Also known as SLC39A8 deficiency; carbohydrate deficient glycoprotein syndrome type IIn; congenital disorder of glycosylation Type 2n; CDG syndrome type Iin
A rare, multisystemic, inherited condition, caused by an abnormal transport protein, leading to manganese deficiency and disruption of glycosylation. Symptoms manifest in infancy, including global and psychomotor developmental delays, cognitive impairment, seizures, muscle weakness, hypotonia (low muscle tone), dwarfism, hearing and vision loss, recurrent infections, and skeletal abnormalities.
Symptoms
SLC39A8-CDG is a rare and severe inherited autosomal recessive condition which affects many organ systems simultaneously. SLC39A8-CDG primarily affects the musculoskeletal and nervous systems. Classified as a developmental disorder, SLC39A8-CDG is caused by biallelic mutations in the SLC39A8 gene. SLC39A8 encodes a manganese transporter (ZIP8) that controls and directs manganese uptake into the cell, and mutations in this gene can lead to manganese deficiency. Manganese is an important cofactor for many enzymes, including those involved in glycosylation, and serves as an essential trace element, so, SLC39A8-CDG is classified as both a congenital disorder of glycosylation (CDG) and a disorder of trace element metabolism/manganese transport.
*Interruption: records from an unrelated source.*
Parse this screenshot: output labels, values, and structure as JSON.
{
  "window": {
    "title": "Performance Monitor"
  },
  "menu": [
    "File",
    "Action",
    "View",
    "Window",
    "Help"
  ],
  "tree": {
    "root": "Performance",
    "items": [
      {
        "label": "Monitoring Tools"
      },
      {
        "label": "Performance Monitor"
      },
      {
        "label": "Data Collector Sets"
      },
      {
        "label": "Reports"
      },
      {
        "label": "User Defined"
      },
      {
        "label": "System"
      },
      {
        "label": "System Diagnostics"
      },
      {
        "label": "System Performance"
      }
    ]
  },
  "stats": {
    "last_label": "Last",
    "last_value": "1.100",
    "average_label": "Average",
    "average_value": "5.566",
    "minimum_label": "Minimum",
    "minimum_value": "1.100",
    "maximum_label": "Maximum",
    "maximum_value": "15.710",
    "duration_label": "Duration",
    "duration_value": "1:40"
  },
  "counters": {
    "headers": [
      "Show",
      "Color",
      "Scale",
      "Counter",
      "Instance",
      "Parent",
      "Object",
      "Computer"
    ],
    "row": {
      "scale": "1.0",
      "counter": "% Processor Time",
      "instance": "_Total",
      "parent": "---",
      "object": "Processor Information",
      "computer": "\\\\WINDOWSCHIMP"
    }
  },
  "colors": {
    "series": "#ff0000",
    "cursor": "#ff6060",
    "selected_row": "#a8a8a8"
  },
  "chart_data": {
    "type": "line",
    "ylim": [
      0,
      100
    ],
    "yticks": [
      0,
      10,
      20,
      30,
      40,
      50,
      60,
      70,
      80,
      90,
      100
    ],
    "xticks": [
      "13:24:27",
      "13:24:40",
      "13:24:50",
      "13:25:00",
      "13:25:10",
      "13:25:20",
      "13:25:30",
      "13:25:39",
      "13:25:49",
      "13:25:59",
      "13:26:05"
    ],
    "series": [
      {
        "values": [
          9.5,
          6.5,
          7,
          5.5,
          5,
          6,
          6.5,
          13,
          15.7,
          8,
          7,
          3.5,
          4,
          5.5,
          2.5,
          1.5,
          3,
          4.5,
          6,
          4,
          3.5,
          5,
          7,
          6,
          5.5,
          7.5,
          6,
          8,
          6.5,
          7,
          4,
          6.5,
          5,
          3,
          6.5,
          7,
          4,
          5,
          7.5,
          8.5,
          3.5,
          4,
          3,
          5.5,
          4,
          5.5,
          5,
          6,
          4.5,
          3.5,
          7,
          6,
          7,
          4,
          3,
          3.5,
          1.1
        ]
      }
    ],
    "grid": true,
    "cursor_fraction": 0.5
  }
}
SLC39A8-CDG is characterized by delayed psychomotor development. Most SLC39A8-CDG patients develop symptoms of the disease during infancy. Patients typically exhibit global developmental delay, intellectual disability (ranging from mild to severe), weakness of the muscles and decreased muscle tone (hypotonia), seizures, short stature and limbs (dwarfism), hearing loss, and vision impairments. Other important clinical symptoms include premature closure of skull sutures (cranial synostoses with lacunar skull), a deformed skull shape, progressive deterioration of nerve cells in the cerebellum (cerebellar atrophy), recurrent infections, decreased bone tissue density/calcification, and inability to walk.
Overall, patients with SLC39A8-CDG can show a wide spectrum of diverse phenotypes due to the many ways that manganese is involved in human metabolism.
Brain imaging results of SLC39A8-CDG patients reveal cerebral and/or cerebellar atrophy.
Laboratory investigations typically show an abnormal serum transferrin isoelectric focusing pattern. Laboratory analyses also highlight decreased blood levels of manganese and zinc (with blood manganese levels often below the detection limit). However, recent studies have documented a unique ethnic mutation in Canada where patients presented with measurable levels of manganese. In such cases where manganese is present in the blood to a certain degree, patient outcomes are much more favorable and these patients tend to live longer than patients with very low blood manganese levels.
Diagnosis
SLC39A8-CDG can be diagnosed using a screening test for CDG called “transferrin isoelectric focusing”, which detects abnormal levels of a glycoprotein called transferrin in the blood in many patients (but not all). This analysis of blood transferrin levels is the current diagnostic standard for N-glycosylation disorders. An additional diagnostic tool for SLC39A8-CDG is the measurement of blood manganese levels. Genetic testing is needed to confirm the diagnosis.
Treatment and Prognosis
Currently, high-dose manganese therapy is an effective treatment available for SLC39A8 -CDG correcting clinical and biochemical abnormalities. Studies have shown that manganese therapy has resulted in complete restoration of enzyme dysfunctions and improvement in hearing, neurological, and motor abilities.
An additional treatment option for SLC39A8-CDG is oral galactose supplementation, which corrects the hypoglycosylation aspect of SLC39A8-CDG. Oral galactose supplementation has been proven to result in the normalization of glycosylation, including improvement of the abnormal transferrin isoform pattern characteristic of SLC39A8-CDG.
Most additional treatment of SLC39A8-CDG is aimed at easing and alleviating the symptoms experienced by the patient (“symptomatic” treatment) and at the prevention of future complications. Once molecular testing has confirmed the diagnosis, affected families have the option to pursue genetic counseling. Because SLC39A8-CDG is a disorder that affects many systems in the body simultaneously, management of SLC39A8-CDG is usually guided by a multidisciplinary medical team.
The oldest known patient is 26 years old and currently, there are 14 SLC39A8-CDG patients described in medical literature.